Naqueles dias, eu já conhecia e praticava algo conhecido como "automutilação". Não me orgulho de usar meu corpo dessa forma, mas a sensação do sangue entre meus dedos, ou da pele se rasgando, sempre me encheu de anseio por mais.

Era inexplicavelmente satisfatório ferir algo, mesmo que fosse a mim mesma.

Lembro-me de, certa vez, apreciar um caco de vidro ensanguentado, e ouvir sussurros de mina própria mente que me incentivavam a passar aquilo por meu pescoço.

Após fazê-lo, me deitei no chão perguntando as vozes em minha mente se eu morreria, e o que eu encontraria em seguida. Mas toda a resposta que recebi, foi o silêncio.

Esperei ansiosa pela chegada da morte, mas mesmo depois de todo o sangue derramado, ela não veio.

Gradualmente minha inocência foi dando lugar aos sentimentos mais repugnantes que conheço até hoje.

Estar sempre ali naquela escuridão, me dava a sensação de que a cada instante, ela me consumia e me transformava em um ser tão amedrontador e misterioso, quanto ela.

Infelizmente, essa situação se estendeu por muito tempo, piorando em algum momento dos meus onze anos, quando Kate decidiu me visitar diariamente.

Eu me mantinha afastada pelo medo de tudo que ela já havia feito contra mim, mas no fim sempre aceitava as refeições que ela me entregava.

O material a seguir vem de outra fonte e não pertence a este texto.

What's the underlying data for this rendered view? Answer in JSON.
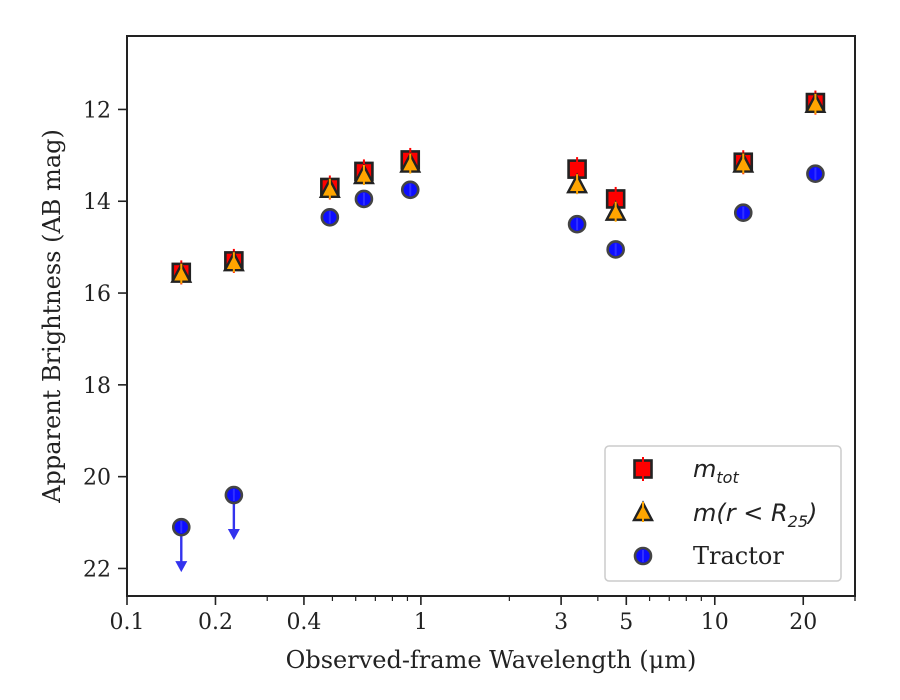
{
  "chart_data": {
    "type": "scatter",
    "title": "",
    "xlabel": "Observed-frame Wavelength (μm)",
    "ylabel": "Apparent Brightness (AB mag)",
    "xscale": "log",
    "xlim": [
      0.1,
      30
    ],
    "ylim": [
      22.6,
      10.4
    ],
    "y_inverted": true,
    "x_ticks": [
      {
        "value": 0.1,
        "label": "0.1"
      },
      {
        "value": 0.2,
        "label": "0.2"
      },
      {
        "value": 0.4,
        "label": "0.4"
      },
      {
        "value": 1,
        "label": "1"
      },
      {
        "value": 3,
        "label": "3"
      },
      {
        "value": 5,
        "label": "5"
      },
      {
        "value": 10,
        "label": "10"
      },
      {
        "value": 20,
        "label": "20"
      }
    ],
    "y_ticks": [
      {
        "value": 12,
        "label": "12"
      },
      {
        "value": 14,
        "label": "14"
      },
      {
        "value": 16,
        "label": "16"
      },
      {
        "value": 18,
        "label": "18"
      },
      {
        "value": 20,
        "label": "20"
      },
      {
        "value": 22,
        "label": "22"
      }
    ],
    "grid": false,
    "legend_position": "bottom-right",
    "series": [
      {
        "name": "m_tot",
        "legend_main": "m",
        "legend_sub": "tot",
        "marker": "square",
        "color": "#ff0000",
        "x": [
          0.153,
          0.231,
          0.49,
          0.64,
          0.92,
          3.4,
          4.6,
          12.5,
          22.0
        ],
        "y": [
          15.55,
          15.3,
          13.7,
          13.35,
          13.1,
          13.3,
          13.95,
          13.15,
          11.85
        ]
      },
      {
        "name": "m(r < R25)",
        "legend_main": "m(r < R",
        "legend_sub": "25",
        "legend_close": ")",
        "marker": "triangle",
        "color": "#ffa500",
        "x": [
          0.153,
          0.231,
          0.49,
          0.64,
          0.92,
          3.4,
          4.6,
          12.5,
          22.0
        ],
        "y": [
          15.6,
          15.35,
          13.75,
          13.45,
          13.2,
          13.65,
          14.25,
          13.2,
          11.9
        ]
      },
      {
        "name": "Tractor",
        "legend_main": "Tractor",
        "marker": "circle",
        "color": "#0000ff",
        "x": [
          0.153,
          0.231,
          0.49,
          0.64,
          0.92,
          3.4,
          4.6,
          12.5,
          22.0
        ],
        "y": [
          21.1,
          20.4,
          14.35,
          13.95,
          13.75,
          14.5,
          15.05,
          14.25,
          13.4
        ],
        "upper_limit": [
          true,
          true,
          false,
          false,
          false,
          false,
          false,
          false,
          false
        ]
      }
    ]
  },
  "colors": {
    "upper_limit_arrow": "#3333ee",
    "legend_border": "#cccccc",
    "marker_edge": "#222222"
  }
}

Nem era por sentir fome, apenas para tentar uma aproximação.

Em tudo aquilo que ela me oferecia como "a comida da mamãe", eu era presenteada com um tempero especial, chamado "veneno", que sequer demonstrava qualquer efeito sobre mim.

***

Em determinado dia, ouvi um choro estridente que parecia vir da floresta, o som era tão alto, capaz de se propagar até mesmo no porão.

Não era o choro de um humano, e sim de um pequeno cachorrinho que, estranhamente, foi acolhido por Kate.

Ela passava o dia com ele nos andares superiores, mas o deixava comigo durante a noite.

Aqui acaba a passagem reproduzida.